Esse diálogo que ocorre entre solista e seção rítmica, e também, entre os membros da seção rítmica, levou autores a compreender essas negociações como próximas à conversação, ou que contém elementos análogos à conversa. Berliner (1994) encontra nas entrevistas que realizou com vários músicos da comunidade do jazz, principalmente em Nova Iorque, a recorrência de uma metáfora da conversação, em que os músicos, ao explicarem suas práticas e concepções no momento de improvisar ou acompanhar um improvisador, remetem à ideia de uma conversa, ou um diálogo entre seus pares.

Para explicar uma interação ocorrida em uma performance, Hodson (2000) argumenta que essa pode ser comparada a uma conversa, pois um músico sugere um tema (a ser conversado) e um outro responde a este tema, e complementa que para que exista essa conversa e, por conseguinte a metáfora da conversação na performance do jazz, a comunicação tem que fluir em ambos os sentidos (HODSON, 2000). Essa atitude responsiva, tão cara à interação, é valorada por Monson (1996) como a representação afro-americana no jazz e sua aproximação e analogia com a conversa são importantes para a construção desse conceito de interação aqui abordado.

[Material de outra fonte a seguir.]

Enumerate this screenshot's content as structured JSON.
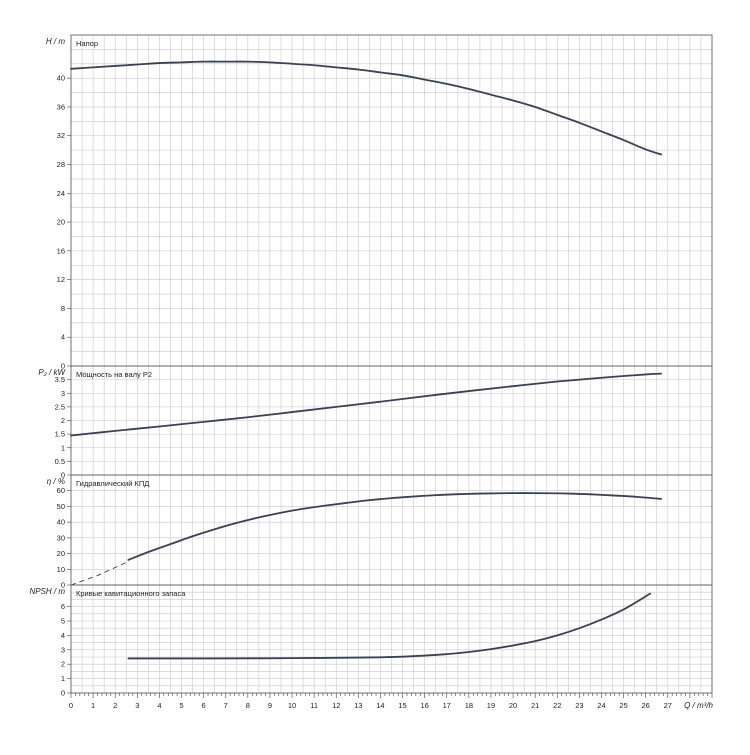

Apesar desse paralelo à conversação ser encontrado na literatura, e posto como alusivo à interação musical, ressalvo que é apenas uma metáfora, não representando a interação em si, que, por estar no âmbito musical, e, por conseguinte, artístico, opera por meios distintos da comunicação.

Isso posto, o conceito que norteou a dissertação como um todo, e as análises em específico, compreende a interação como um processo contínuo e responsável pela geração e desenvolvimento da performance improvisada. Interação que se manifesta, com grande potência, na possibilidade de influenciar e alterar fluxos em tempo real, quando ocorre engajamento de todos e escuta ativa para que a negociação se faça presente.